Creating and Working with Spoken Language Corpora in EXMARaLDA
Thu, October 24, 2013 • 5:00 PM - 6:00 PM • BUR 337
with Thomas Schmidt, Institute for the German Language, Manheim
Spoken language corpora—as used in conversation analytic research, language acquisition studies and dialectology—pose a number of challenges that are rarely addressed by corpus linguistic methodology and technology. Creating a corpus of spoken language is a labor-intensive and time-consuming task; making authentic recordings and transcribing them both require sophisticated methodological skills and specialized equipment. The resulting corpora are thus valuable resources, and it seems desirable to enable the research community to reuse and share such corpora. In practice, however, technological obstacles, like incompatibilities between data formats, software tools and operating systems, make the reuse and exchange of corpora a difficult undertaking. The EXMARaLDA (Extensible Markup Language for Discourse Annotation) system was designed to overcome some of these obstacles.
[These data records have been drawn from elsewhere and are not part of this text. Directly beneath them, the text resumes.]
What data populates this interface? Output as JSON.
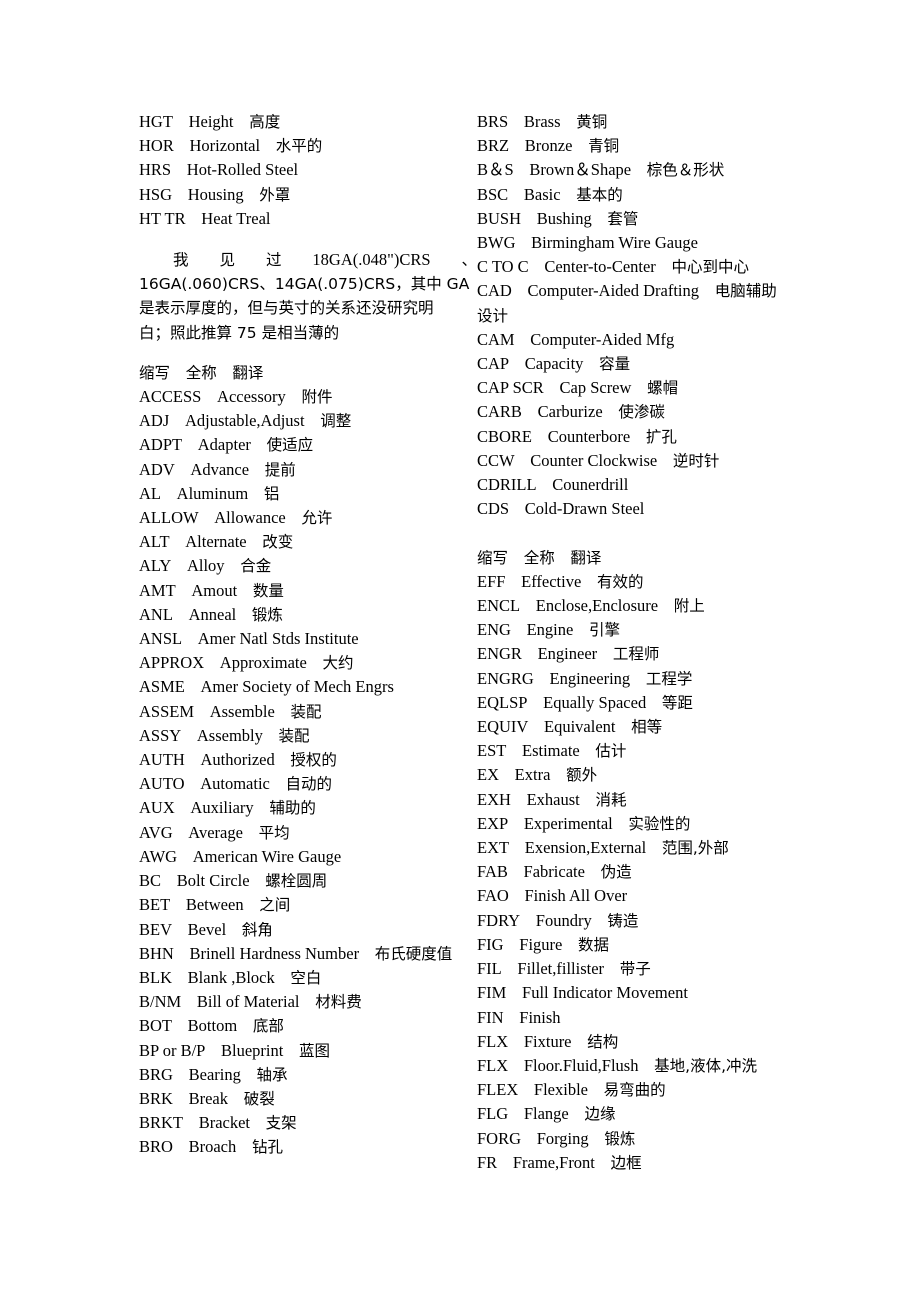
{
  "document": {
    "type": "engineering-abbreviation-glossary",
    "language": "zh-CN / en",
    "columns": 2
  },
  "left_column": {
    "top_entries": [
      {
        "abbr": "HGT",
        "full": "Height",
        "cn": "高度"
      },
      {
        "abbr": "HOR",
        "full": "Horizontal",
        "cn": "水平的"
      },
      {
        "abbr": "HRS",
        "full": "Hot-Rolled Steel",
        "cn": ""
      },
      {
        "abbr": "HSG",
        "full": "Housing",
        "cn": "外罩"
      },
      {
        "abbr": "HT TR",
        "full": "Heat Treal",
        "cn": ""
      }
    ],
    "paragraph": {
      "line1_segments": [
        "我",
        "见",
        "过",
        "18GA(.048\")CRS",
        "、"
      ],
      "line2": "16GA(.060)CRS、14GA(.075)CRS，其中 GA",
      "line3": "是表示厚度的，但与英寸的关系还没研究明",
      "line4": "白；照此推算 75 是相当薄的",
      "full_text": "我 见 过 18GA(.048\")CRS 、16GA(.060)CRS、14GA(.075)CRS，其中 GA 是表示厚度的，但与英寸的关系还没研究明白；照此推算 75 是相当薄的"
    },
    "table_header": {
      "abbr": "缩写",
      "full": "全称",
      "cn": "翻译"
    },
    "entries": [
      {
        "abbr": "ACCESS",
        "full": "Accessory",
        "cn": "附件"
      },
      {
        "abbr": "ADJ",
        "full": "Adjustable,Adjust",
        "cn": "调整"
      },
      {
        "abbr": "ADPT",
        "full": "Adapter",
        "cn": "使适应"
      },
      {
        "abbr": "ADV",
        "full": "Advance",
        "cn": "提前"
      },
      {
        "abbr": "AL",
        "full": "Aluminum",
        "cn": "铝"
      },
      {
        "abbr": "ALLOW",
        "full": "Allowance",
        "cn": "允许"
      },
      {
        "abbr": "ALT",
        "full": "Alternate",
        "cn": "改变"
      },
      {
        "abbr": "ALY",
        "full": "Alloy",
        "cn": "合金"
      },
      {
        "abbr": "AMT",
        "full": "Amout",
        "cn": "数量"
      },
      {
        "abbr": "ANL",
        "full": "Anneal",
        "cn": "锻炼"
      },
      {
        "abbr": "ANSL",
        "full": "Amer Natl Stds Institute",
        "cn": ""
      },
      {
        "abbr": "APPROX",
        "full": "Approximate",
        "cn": "大约"
      },
      {
        "abbr": "ASME",
        "full": "Amer Society of Mech Engrs",
        "cn": ""
      },
      {
        "abbr": "ASSEM",
        "full": "Assemble",
        "cn": "装配"
      },
      {
        "abbr": "ASSY",
        "full": "Assembly",
        "cn": "装配"
      },
      {
        "abbr": "AUTH",
        "full": "Authorized",
        "cn": "授权的"
      },
      {
        "abbr": "AUTO",
        "full": "Automatic",
        "cn": "自动的"
      },
      {
        "abbr": "AUX",
        "full": "Auxiliary",
        "cn": "辅助的"
      },
      {
        "abbr": "AVG",
        "full": "Average",
        "cn": "平均"
      },
      {
        "abbr": "AWG",
        "full": "American Wire Gauge",
        "cn": ""
      },
      {
        "abbr": "BC",
        "full": "Bolt Circle",
        "cn": "螺栓圆周"
      },
      {
        "abbr": "BET",
        "full": "Between",
        "cn": "之间"
      },
      {
        "abbr": "BEV",
        "full": "Bevel",
        "cn": "斜角"
      },
      {
        "abbr": "BHN",
        "full": "Brinell Hardness Number",
        "cn": "布氏硬度值"
      },
      {
        "abbr": "BLK",
        "full": "Blank ,Block",
        "cn": "空白"
      },
      {
        "abbr": "B/NM",
        "full": "Bill of Material",
        "cn": "材料费"
      },
      {
        "abbr": "BOT",
        "full": "Bottom",
        "cn": "底部"
      },
      {
        "abbr": "BP or B/P",
        "full": "Blueprint",
        "cn": "蓝图"
      },
      {
        "abbr": "BRG",
        "full": "Bearing",
        "cn": "轴承"
      },
      {
        "abbr": "BRK",
        "full": "Break",
        "cn": "破裂"
      },
      {
        "abbr": "BRKT",
        "full": "Bracket",
        "cn": "支架"
      },
      {
        "abbr": "BRO",
        "full": "Broach",
        "cn": "钻孔"
      }
    ]
  },
  "right_column": {
    "entries_top": [
      {
        "abbr": "BRS",
        "full": "Brass",
        "cn": "黄铜"
      },
      {
        "abbr": "BRZ",
        "full": "Bronze",
        "cn": "青铜"
      },
      {
        "abbr": "B＆S",
        "full": "Brown＆Shape",
        "cn": "棕色＆形状"
      },
      {
        "abbr": "BSC",
        "full": "Basic",
        "cn": "基本的"
      },
      {
        "abbr": "BUSH",
        "full": "Bushing",
        "cn": "套管"
      },
      {
        "abbr": "BWG",
        "full": "Birmingham Wire Gauge",
        "cn": ""
      },
      {
        "abbr": "C TO C",
        "full": "Center-to-Center",
        "cn": "中心到中心"
      },
      {
        "abbr": "CAD",
        "full": "Computer-Aided Drafting",
        "cn": "电脑辅助设计"
      },
      {
        "abbr": "CAM",
        "full": "Computer-Aided Mfg",
        "cn": ""
      },
      {
        "abbr": "CAP",
        "full": "Capacity",
        "cn": "容量"
      },
      {
        "abbr": "CAP SCR",
        "full": "Cap Screw",
        "cn": "螺帽"
      },
      {
        "abbr": "CARB",
        "full": "Carburize",
        "cn": "使渗碳"
      },
      {
        "abbr": "CBORE",
        "full": "Counterbore",
        "cn": "扩孔"
      },
      {
        "abbr": "CCW",
        "full": "Counter Clockwise",
        "cn": "逆时针"
      },
      {
        "abbr": "CDRILL",
        "full": "Counerdrill",
        "cn": ""
      },
      {
        "abbr": "CDS",
        "full": "Cold-Drawn Steel",
        "cn": ""
      }
    ],
    "table_header": {
      "abbr": "缩写",
      "full": "全称",
      "cn": "翻译"
    },
    "entries_bottom": [
      {
        "abbr": "EFF",
        "full": "Effective",
        "cn": "有效的"
      },
      {
        "abbr": "ENCL",
        "full": "Enclose,Enclosure",
        "cn": "附上"
      },
      {
        "abbr": "ENG",
        "full": "Engine",
        "cn": "引擎"
      },
      {
        "abbr": "ENGR",
        "full": "Engineer",
        "cn": "工程师"
      },
      {
        "abbr": "ENGRG",
        "full": "Engineering",
        "cn": "工程学"
      },
      {
        "abbr": "EQLSP",
        "full": "Equally Spaced",
        "cn": "等距"
      },
      {
        "abbr": "EQUIV",
        "full": "Equivalent",
        "cn": "相等"
      },
      {
        "abbr": "EST",
        "full": "Estimate",
        "cn": "估计"
      },
      {
        "abbr": "EX",
        "full": "Extra",
        "cn": "额外"
      },
      {
        "abbr": "EXH",
        "full": "Exhaust",
        "cn": "消耗"
      },
      {
        "abbr": "EXP",
        "full": "Experimental",
        "cn": "实验性的"
      },
      {
        "abbr": "EXT",
        "full": "Exension,External",
        "cn": "范围,外部"
      },
      {
        "abbr": "FAB",
        "full": "Fabricate",
        "cn": "伪造"
      },
      {
        "abbr": "FAO",
        "full": "Finish All Over",
        "cn": ""
      },
      {
        "abbr": "FDRY",
        "full": "Foundry",
        "cn": "铸造"
      },
      {
        "abbr": "FIG",
        "full": "Figure",
        "cn": "数据"
      },
      {
        "abbr": "FIL",
        "full": "Fillet,fillister",
        "cn": "带子"
      },
      {
        "abbr": "FIM",
        "full": "Full Indicator Movement",
        "cn": ""
      },
      {
        "abbr": "FIN",
        "full": "Finish",
        "cn": ""
      },
      {
        "abbr": "FLX",
        "full": "Fixture",
        "cn": "结构"
      },
      {
        "abbr": "FLX",
        "full": "Floor.Fluid,Flush",
        "cn": "基地,液体,冲洗"
      },
      {
        "abbr": "FLEX",
        "full": "Flexible",
        "cn": "易弯曲的"
      },
      {
        "abbr": "FLG",
        "full": "Flange",
        "cn": "边缘"
      },
      {
        "abbr": "FORG",
        "full": "Forging",
        "cn": "锻炼"
      },
      {
        "abbr": "FR",
        "full": "Frame,Front",
        "cn": "边框"
      }
    ]
  }
}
Thirteen years after the beginning of its development, EXMARaLDA is now a stable system, used by a great number of researchers, mainly in the fields of discourse and conversation analysis, in language acquisition studies and in dialectology. Several spoken language corpora have been and are currently being compiled with the help of EXMARaLDA.
Dr. Schmidt will explain the system’s architecture and design principles, give an overview of its most important software components—a transcription editor, a tool for corpus management and a corpus query tool—and present some corpora that were constructed with the help of EXMARaLDA.